Query as a Web Service

The recently released Productivity Pack for BusinessObjects Enterprise XI Release 2 contains a new tool called Query as a Web Service (QaaS). QaaS is a product of our Business Objects Labs, which is a center for innovation that develops prototypes to meet unique customer requirements. QaaS is a tool that allows administrators to create universe queries through a drag and drop tool, and then publish these queries as web services. The end result is a secure web service that provides a data set defined by the query created in the tool. QaaS produces internal corporate web service data.

Information OnDemand

Just as QaaS enables the sharing of internal data, Business Objects Information OnDemand increases the relevance of your business intelligence by combining internal data with relevant external information. Information OnDemand is a new service from Business Objects which allows you to purchase and integrate external market data with your relevant internal data.

QaaS and Information OnDemand are perfect data producers, but who or what can consume this data? Business Objects has two tools that can consume web service data. Crystal Xcelsius and Crystal Reports both provide web service and online data connectivity drivers. Crystal Xcelsius in particular has proven to be a great tool to create web service mashups.

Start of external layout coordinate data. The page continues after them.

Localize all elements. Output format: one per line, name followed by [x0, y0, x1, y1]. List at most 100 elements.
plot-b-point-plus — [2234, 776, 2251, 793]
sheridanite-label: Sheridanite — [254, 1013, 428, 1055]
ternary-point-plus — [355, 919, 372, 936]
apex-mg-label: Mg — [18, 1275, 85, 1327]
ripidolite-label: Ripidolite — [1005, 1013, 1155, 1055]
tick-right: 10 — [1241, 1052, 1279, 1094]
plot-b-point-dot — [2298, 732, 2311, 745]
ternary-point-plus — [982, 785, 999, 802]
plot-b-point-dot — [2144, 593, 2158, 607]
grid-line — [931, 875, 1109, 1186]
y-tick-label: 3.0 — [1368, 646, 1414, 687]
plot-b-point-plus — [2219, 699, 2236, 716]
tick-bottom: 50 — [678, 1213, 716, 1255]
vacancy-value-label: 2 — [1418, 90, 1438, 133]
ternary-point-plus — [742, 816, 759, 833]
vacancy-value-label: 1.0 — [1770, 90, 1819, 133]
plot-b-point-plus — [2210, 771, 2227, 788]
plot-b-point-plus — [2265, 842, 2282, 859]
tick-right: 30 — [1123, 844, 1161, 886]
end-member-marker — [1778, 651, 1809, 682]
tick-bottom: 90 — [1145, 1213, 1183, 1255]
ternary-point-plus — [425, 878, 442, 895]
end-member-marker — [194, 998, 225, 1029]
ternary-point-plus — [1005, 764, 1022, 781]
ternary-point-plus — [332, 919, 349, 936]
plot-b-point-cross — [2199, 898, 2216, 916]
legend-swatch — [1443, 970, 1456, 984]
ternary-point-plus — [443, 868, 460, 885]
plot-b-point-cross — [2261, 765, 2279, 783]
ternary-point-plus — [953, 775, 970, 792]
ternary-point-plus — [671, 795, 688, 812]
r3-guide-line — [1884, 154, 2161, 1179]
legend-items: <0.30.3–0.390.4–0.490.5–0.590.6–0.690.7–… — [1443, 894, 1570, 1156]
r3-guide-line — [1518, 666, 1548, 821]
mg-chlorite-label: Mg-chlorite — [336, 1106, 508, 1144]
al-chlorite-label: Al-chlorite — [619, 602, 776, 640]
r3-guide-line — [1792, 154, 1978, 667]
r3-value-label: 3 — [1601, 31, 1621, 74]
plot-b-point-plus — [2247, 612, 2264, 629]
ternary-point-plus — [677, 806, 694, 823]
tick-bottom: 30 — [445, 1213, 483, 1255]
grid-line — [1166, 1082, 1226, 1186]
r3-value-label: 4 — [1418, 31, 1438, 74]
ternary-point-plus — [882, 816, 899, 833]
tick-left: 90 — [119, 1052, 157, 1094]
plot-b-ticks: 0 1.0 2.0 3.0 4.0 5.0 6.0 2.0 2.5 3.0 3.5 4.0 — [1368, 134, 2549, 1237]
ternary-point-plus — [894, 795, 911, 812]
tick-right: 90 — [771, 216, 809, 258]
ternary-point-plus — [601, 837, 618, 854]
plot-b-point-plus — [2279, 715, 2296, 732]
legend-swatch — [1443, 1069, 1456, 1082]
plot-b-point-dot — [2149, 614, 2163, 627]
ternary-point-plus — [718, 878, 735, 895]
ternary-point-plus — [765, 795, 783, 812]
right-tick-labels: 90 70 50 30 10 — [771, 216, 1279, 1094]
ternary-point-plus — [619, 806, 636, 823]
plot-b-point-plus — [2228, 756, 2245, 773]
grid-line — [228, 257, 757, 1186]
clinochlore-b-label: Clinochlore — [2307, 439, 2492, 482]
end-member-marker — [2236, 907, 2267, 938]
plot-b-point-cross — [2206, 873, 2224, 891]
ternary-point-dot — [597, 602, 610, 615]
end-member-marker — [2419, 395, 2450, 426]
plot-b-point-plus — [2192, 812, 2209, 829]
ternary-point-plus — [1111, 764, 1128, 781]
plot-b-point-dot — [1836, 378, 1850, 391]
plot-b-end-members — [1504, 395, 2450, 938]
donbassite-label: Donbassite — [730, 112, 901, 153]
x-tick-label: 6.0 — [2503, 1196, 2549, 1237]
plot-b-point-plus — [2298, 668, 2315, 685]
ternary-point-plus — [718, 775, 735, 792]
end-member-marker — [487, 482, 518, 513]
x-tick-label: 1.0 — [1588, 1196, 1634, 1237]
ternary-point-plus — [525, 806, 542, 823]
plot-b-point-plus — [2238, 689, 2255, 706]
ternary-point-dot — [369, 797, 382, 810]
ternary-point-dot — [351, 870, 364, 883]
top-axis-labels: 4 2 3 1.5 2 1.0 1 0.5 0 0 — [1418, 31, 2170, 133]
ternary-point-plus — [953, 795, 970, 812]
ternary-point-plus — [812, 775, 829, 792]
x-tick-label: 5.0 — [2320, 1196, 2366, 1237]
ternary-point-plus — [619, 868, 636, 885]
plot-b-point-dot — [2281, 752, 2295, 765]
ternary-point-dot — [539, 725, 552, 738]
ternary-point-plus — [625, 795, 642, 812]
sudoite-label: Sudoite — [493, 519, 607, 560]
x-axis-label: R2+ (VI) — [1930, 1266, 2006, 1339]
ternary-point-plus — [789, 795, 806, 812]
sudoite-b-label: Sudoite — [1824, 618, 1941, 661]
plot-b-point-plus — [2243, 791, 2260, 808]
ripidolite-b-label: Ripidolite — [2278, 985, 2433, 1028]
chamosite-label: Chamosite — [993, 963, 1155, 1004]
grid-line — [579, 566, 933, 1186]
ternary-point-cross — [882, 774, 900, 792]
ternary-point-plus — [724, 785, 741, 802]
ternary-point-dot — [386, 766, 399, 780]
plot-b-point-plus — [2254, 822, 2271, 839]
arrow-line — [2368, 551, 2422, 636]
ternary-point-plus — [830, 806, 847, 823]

View a Demo on QaaS with Crystal Xcelsius

The other obvious consumer of these new data tools are developers. QaaS is not a developers tool, but I really see as it as an enabling tool that will provide greater access to online data to developers. I’m very interested to see how it plays out. Who will be the greatest consumer of QaaS data? Web Service enabled client tools like Crystal Xcelsius or the developer looking for access to corporate web service data? I’ll keep my eye on the Diamond QaaS forum to see how it plays out.